Hasilnya tentu bisa dilihat, rekan
pertamaku melaksanakan seminar proposalnya di awal bulan April (2013). Ada juga
yang di akhir bulan April. Di mana aku? Pergerakanku ke arah skripsi masih tersendat-sendat
walaupun sudah mulai kusentuh. Awal Mei ada lagi beberapa rekanku yang
melaksanakan sempro. Saat itu aku masih dalam masa revisi, dan aku baru
melaksanakan sempro di pertengahan Mei. Ada pula yang melaksanakan setelah aku.

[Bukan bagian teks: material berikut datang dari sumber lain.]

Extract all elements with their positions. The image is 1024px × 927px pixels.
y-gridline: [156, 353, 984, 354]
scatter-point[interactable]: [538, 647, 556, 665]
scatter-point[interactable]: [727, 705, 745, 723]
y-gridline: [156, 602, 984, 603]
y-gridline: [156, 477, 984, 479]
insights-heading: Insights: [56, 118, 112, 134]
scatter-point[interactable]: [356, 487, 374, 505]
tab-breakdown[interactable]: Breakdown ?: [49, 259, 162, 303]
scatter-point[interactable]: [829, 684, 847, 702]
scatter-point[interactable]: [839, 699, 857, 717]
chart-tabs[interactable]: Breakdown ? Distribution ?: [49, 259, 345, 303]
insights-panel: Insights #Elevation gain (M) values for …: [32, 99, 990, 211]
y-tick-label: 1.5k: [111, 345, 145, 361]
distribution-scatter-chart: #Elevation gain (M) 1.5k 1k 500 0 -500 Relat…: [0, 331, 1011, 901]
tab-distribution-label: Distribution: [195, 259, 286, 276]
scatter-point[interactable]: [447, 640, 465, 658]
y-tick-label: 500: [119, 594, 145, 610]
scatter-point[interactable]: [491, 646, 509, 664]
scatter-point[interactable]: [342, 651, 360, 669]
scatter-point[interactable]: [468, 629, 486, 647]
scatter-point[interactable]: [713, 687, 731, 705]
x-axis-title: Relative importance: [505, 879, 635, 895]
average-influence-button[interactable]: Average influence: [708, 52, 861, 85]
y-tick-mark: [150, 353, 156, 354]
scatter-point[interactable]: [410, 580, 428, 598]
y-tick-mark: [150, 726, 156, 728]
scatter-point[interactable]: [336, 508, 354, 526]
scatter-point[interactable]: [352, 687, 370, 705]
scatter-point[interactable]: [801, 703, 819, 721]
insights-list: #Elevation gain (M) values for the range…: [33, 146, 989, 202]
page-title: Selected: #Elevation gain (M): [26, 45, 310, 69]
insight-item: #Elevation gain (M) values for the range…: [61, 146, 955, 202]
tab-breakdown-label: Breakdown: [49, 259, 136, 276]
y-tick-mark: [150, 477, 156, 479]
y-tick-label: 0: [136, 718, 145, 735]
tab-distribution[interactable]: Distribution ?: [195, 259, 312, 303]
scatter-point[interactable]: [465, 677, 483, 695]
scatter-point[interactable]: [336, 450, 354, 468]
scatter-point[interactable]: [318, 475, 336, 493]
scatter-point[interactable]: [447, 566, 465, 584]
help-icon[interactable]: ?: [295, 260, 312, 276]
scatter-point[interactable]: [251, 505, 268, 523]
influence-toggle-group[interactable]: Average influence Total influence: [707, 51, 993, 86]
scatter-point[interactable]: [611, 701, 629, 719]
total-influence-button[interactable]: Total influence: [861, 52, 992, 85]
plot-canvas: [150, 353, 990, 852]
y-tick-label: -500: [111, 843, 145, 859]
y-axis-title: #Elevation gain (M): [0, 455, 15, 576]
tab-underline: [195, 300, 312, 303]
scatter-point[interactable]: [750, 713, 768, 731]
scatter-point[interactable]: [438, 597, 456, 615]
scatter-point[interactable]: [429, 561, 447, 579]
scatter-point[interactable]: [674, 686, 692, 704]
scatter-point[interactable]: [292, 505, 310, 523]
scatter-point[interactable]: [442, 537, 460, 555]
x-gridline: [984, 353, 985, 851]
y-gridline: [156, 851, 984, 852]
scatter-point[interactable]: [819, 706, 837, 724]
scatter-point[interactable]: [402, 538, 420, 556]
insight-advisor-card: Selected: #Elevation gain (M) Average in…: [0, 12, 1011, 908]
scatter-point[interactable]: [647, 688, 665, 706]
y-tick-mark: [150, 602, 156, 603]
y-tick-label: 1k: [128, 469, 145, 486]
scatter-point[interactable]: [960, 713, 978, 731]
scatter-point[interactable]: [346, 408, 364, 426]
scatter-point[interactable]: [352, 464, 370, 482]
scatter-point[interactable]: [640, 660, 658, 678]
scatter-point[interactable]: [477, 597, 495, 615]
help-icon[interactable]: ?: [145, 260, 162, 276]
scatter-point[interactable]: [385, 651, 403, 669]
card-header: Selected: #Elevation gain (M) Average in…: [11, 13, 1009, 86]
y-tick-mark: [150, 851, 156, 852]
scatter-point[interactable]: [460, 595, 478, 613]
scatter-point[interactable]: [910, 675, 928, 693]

Parahnya, setelah sempro aku tidak lagi melihat skripsiku. Moodku hilang entah
ke mana. Awalnya aku hanya ingin rehat sejenak dari aktivitas mengerjakan
skripsi nyatanya hal terus berlanjut. Rekanku awalnya ada yang merasakan hal
yang sama denganku. Kami menamainya sindrom pasca sempro, haha. Bedanya, mereka
masih bisa bangkit, masih bisa memaksakan diri untuk bangkit. Ups, ralat. Mungkin
lebih tepatnya mereka masih mau melakukan hal itu, atau memaksakan diri untuk mau
(kalau sebenarnya mereka tidak mau), namun hal itu yang tidak terjadi padaku. Aku
masih menuruti mood yang menginginkan
untuk rehat, rehat dan rehat. Sementara rekanku mulai berjalan lagi, aku masih
diam di tempat. Sampai akhirnya aku kesal dengan diriku sendiri yang kalah oleh
mood. Aku tak tahu apa yang harus
kulakukan. Aku bingung dengan apa yang harus kulakukan. Aku takut. Aku sedih. Aku
jengkel. Aku marah. Aku sedih melihat diriku sendiri yang selemah ini. hingga
akhirnya air mata yang menjadi saksi saat kuutarakan kekalutanku pada orang
tuaku, pada ibuku, pada ayahku, pada kakak perempuanku. Aku takut. Aku takut
tidak lulus tepat waktu. Hal yang sangat kuinginkan sebelumnya. Aku takut. Aku takut
mengecewakan orang tuaku. Aku marah pada diriku yang lemah.
Namun kata-kata dari ibu, ayah dan
kakakku sedikit banyak mengobati kekesalan itu. Meskipun begitu, tetap tersisa
penyesalan pada diriku karena aku masih merasa aku telah mengecewakan mereka. Mereka
menenangkanku untuk tidak terlalu memikirkan hal itu, menyuruhku untuk fokus
saja pada semester depan. Ya. Aku menambah masa kuliahku. Setengah tahun. Satu semester
lagi. Beban bagi orang tuaku lagi. Lagi. Lagi. Dan lagi. Sedih? Sangat. Menyesal?
Iya. Terlebih melihat beberapa rekanku telah lulus dan wisuda terlebih dahulu. Bahkan
salah satu orang yang kusuka, Hinata Neesan, Ma Première Déesse, juga lulus dan
wisuda bersama mereka. Dan aku melewatkan kesempatan itu.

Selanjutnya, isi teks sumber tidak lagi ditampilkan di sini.